Ahh gotcha, glad my mental model was sensical, but your explanation of how the untyped array init leads to comptime fields also makes sense with all of that additional context.

I have totally (ab)used this in other contexts but hadn’t thought to apply it here. thanks!

It usually takes some time for projects to catch up with changes to the language or standard library if they’re tracking master, since someone has to notice that the changes affect their project and make the necessary adjustments.

2 Likes

wow, 12 hours later everything is back to normal.
ZLS master is functional

excellent

1 Like

Is it not possible to mark the comptime var as const and “freeze” it whenever it becomes accessible from a container-level const or var declaration, or a runtime-known pointer?

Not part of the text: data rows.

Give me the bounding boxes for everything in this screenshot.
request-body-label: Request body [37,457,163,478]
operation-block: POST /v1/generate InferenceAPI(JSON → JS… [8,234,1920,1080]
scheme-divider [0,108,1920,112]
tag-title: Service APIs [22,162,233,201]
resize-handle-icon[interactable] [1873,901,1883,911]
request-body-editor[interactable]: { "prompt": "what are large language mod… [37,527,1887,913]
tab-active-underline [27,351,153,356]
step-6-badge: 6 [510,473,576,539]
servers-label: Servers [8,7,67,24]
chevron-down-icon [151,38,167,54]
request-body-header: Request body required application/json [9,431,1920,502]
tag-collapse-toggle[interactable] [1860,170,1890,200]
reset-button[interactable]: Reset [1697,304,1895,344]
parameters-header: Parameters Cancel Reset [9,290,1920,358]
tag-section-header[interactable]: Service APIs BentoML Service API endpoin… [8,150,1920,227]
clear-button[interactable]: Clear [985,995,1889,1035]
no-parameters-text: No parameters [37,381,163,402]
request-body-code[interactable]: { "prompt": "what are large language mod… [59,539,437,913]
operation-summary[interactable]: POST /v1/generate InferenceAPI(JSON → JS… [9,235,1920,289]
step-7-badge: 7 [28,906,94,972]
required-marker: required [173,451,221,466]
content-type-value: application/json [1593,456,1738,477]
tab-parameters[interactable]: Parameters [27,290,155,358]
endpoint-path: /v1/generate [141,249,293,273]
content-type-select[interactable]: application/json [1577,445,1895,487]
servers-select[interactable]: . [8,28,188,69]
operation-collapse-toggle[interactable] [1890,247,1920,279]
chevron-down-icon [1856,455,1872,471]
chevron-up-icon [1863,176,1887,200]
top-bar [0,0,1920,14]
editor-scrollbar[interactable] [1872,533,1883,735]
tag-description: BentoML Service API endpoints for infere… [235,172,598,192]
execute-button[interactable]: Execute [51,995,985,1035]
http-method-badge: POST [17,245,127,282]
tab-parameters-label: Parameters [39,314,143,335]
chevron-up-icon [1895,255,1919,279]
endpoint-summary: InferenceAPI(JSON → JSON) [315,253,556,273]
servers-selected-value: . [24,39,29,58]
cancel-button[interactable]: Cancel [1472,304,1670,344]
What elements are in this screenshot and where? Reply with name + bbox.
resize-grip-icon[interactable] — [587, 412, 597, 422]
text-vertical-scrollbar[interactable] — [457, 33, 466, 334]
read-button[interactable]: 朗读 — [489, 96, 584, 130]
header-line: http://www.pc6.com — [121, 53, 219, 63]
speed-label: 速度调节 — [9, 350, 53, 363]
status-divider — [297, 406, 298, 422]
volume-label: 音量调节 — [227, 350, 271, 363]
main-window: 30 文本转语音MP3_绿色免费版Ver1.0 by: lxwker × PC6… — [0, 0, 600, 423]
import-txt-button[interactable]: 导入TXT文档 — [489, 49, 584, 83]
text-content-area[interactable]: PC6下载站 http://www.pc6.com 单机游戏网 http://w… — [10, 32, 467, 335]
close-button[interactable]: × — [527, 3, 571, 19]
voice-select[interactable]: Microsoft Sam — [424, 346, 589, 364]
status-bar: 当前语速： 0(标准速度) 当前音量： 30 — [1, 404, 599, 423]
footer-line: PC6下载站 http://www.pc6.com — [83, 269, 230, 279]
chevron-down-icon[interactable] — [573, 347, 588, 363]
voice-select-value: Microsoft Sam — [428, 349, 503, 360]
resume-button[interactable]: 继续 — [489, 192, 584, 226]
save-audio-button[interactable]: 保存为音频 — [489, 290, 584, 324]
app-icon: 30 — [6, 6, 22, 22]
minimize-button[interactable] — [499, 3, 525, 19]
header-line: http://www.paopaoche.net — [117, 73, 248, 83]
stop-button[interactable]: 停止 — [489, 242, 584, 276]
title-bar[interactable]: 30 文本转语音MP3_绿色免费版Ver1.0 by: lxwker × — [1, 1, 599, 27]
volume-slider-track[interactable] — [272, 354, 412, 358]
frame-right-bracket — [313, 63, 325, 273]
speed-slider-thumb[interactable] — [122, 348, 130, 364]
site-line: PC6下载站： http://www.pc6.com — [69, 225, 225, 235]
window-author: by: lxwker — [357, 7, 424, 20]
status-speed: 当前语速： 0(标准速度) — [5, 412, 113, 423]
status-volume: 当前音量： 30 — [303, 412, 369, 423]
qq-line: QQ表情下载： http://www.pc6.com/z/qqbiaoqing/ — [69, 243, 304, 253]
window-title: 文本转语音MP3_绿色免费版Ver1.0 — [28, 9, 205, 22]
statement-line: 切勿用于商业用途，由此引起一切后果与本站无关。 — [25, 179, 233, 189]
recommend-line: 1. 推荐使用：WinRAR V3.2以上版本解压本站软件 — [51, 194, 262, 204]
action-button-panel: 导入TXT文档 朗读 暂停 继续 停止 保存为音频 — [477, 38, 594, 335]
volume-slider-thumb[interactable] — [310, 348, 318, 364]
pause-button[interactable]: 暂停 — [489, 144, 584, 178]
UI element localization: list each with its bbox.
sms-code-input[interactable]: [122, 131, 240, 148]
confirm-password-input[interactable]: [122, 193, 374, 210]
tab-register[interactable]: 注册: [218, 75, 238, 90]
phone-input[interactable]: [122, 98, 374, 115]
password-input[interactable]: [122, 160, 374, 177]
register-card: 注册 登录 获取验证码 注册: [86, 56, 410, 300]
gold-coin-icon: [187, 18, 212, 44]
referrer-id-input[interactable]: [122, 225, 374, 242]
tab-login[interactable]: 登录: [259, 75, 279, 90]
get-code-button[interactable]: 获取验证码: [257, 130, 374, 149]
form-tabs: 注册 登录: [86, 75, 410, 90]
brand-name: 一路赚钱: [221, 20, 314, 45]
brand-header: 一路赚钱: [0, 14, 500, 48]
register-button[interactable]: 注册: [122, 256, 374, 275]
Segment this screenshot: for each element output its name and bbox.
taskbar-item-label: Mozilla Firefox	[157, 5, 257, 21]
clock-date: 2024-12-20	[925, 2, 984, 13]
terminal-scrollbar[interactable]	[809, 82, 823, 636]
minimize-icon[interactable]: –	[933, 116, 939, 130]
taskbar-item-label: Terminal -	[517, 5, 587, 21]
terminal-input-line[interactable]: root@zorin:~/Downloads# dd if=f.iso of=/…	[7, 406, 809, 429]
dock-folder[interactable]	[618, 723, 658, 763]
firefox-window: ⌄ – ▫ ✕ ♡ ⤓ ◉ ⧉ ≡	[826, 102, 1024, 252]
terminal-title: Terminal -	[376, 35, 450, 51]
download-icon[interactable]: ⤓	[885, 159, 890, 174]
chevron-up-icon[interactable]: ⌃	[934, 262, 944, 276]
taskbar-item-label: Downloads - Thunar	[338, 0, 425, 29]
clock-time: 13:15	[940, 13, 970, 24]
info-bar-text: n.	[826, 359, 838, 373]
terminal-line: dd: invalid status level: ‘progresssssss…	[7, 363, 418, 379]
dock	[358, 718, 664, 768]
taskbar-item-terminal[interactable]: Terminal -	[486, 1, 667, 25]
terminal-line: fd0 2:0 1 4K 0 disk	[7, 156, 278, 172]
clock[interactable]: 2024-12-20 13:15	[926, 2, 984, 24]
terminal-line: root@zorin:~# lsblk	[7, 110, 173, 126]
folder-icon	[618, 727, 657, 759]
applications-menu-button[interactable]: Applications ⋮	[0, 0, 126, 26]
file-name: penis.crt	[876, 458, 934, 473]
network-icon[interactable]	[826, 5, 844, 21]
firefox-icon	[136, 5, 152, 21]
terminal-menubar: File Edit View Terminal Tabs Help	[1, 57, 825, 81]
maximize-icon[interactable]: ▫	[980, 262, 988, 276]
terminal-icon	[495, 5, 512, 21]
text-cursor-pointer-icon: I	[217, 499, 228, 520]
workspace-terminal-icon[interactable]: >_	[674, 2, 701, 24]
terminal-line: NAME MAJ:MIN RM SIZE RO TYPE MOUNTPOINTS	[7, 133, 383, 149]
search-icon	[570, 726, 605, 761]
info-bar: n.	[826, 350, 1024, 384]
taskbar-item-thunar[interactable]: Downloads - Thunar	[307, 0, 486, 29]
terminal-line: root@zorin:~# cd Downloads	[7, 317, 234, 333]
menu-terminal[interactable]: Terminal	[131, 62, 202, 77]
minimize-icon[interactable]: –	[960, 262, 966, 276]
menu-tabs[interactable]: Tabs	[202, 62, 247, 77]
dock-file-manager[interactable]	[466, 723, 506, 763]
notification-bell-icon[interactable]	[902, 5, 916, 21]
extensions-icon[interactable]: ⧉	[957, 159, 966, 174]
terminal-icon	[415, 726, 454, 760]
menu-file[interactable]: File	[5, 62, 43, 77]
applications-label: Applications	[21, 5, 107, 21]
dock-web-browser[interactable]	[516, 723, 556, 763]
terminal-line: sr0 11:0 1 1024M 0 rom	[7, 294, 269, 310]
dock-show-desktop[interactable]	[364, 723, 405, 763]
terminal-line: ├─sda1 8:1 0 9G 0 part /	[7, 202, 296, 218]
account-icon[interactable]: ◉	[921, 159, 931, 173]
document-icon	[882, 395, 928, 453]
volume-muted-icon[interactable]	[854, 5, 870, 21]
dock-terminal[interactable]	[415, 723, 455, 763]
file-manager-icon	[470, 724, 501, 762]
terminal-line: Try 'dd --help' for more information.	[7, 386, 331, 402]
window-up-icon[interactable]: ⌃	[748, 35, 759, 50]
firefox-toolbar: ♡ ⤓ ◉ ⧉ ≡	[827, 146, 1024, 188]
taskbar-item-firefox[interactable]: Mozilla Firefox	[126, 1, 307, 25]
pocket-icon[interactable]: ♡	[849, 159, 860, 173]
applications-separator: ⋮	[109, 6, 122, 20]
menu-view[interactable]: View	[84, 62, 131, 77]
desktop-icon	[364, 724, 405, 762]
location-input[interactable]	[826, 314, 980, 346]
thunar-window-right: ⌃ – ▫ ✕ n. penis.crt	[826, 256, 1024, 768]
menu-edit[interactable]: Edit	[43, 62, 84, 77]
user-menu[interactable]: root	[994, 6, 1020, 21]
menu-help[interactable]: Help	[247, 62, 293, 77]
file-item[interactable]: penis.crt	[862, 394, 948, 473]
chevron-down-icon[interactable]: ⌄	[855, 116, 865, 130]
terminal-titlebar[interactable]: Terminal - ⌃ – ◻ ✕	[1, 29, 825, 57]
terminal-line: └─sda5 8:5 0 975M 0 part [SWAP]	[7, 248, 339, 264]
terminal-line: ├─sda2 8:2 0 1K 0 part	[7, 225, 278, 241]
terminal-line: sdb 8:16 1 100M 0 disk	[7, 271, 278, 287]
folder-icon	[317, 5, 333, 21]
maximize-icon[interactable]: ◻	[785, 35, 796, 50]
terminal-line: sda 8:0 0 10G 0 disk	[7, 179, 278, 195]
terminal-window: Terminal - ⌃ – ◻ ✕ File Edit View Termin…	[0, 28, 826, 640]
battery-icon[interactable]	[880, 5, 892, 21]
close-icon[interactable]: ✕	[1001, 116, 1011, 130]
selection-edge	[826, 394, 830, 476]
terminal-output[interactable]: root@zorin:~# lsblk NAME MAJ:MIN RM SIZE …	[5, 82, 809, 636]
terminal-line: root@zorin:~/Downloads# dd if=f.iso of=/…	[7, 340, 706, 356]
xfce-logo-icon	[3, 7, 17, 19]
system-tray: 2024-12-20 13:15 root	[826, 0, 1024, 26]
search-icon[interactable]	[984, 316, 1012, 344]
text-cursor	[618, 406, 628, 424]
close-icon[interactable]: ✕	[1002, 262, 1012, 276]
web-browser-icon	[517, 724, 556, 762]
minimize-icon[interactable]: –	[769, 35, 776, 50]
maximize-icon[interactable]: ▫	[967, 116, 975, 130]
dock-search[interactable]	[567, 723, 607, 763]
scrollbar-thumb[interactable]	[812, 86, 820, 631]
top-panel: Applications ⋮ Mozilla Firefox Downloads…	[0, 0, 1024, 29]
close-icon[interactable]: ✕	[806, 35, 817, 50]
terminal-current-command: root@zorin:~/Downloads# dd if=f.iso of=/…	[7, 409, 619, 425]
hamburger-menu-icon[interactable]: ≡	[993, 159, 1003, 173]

That seems like it would avoid the same semantic pitfalls, without requiring the user to manually (recursively) copy values to a const. At least, that would save the trouble for many simple cases where the comptime var does not escape or is not used again.

hello

const std = @import("std");

// The cook asks how many eggs you have in your basket

const alloc = std.heap.page_allocator;
pub fn main() !void {
    var args_iter = std.process.args();
    _ = args_iter.next(); // skip program name
    const second_arg = args_iter.next() orelse "0";

    try check_my_basket(second_arg);

    try go_fetch_eggs();

    the_problem_is_the_cook_needs_to_be_sure_of_the_number_of_eggs();
}

fn check_my_basket(eggs: []const u8) !void {
    const cook = try std.fmt.allocPrint(alloc, "I look in my basket, I have {d} eggs", .{try std.fmt.parseInt(usize, eggs, 10)});

    std.debug.print("answer I'm not sure: {s}\n", .{cook});
    // std.debug.print("answer I check: {s}\n", .{test_eggs(try std.fmt.parseInt(usize, eggs, 10))});
    // I cannot test, because the function is comptime
}

fn go_fetch_eggs() !void {
    const cook = try std.fmt.allocPrint(alloc, "I need to go fetch eggs, I have {d} eggs", .{how_many_eggs()});

    std.debug.print("answer I'm not sure but?: {s}\n", .{cook});

    // std.debug.print("answer I check: {s}\n", .{test_eggs(how_many_eggs())});
}

fn how_many_eggs() usize {
    // 20 hens laid 24 eggs
    const num_hens: usize = 24;
    return num_hens;
}

fn the_problem_is_the_cook_needs_to_be_sure_of_the_number_of_eggs() void {
    // he's clever because he only has 20 hens?
    const num_eggs: usize = 24;

    std.debug.print("answer I check: {}\n", .{test_eggs(num_eggs)});
    const cook = std.fmt.comptimePrint("I have {d} eggs", .{num_eggs});
    // why comptime because his kitchen is immutable to make a bacon omelette for 12 people
    std.debug.print("answer I'm sure I can make the omelette for 12 people: {s}\n", .{cook});
}

fn test_eggs(comptime n: usize) bool {
    if( n < 24 ) return false else return true;
}

In Zig, there are many functions that enable modeling or metaprogramming, but comptime escapes this possibility:
I admit that a comptime variable is immutable from the moment it is declared until the end of its usage, but its construction should allow for receiving variables. However, comptimePrint only works with immutable const, so comptime functions cannot utilize metaprogramming.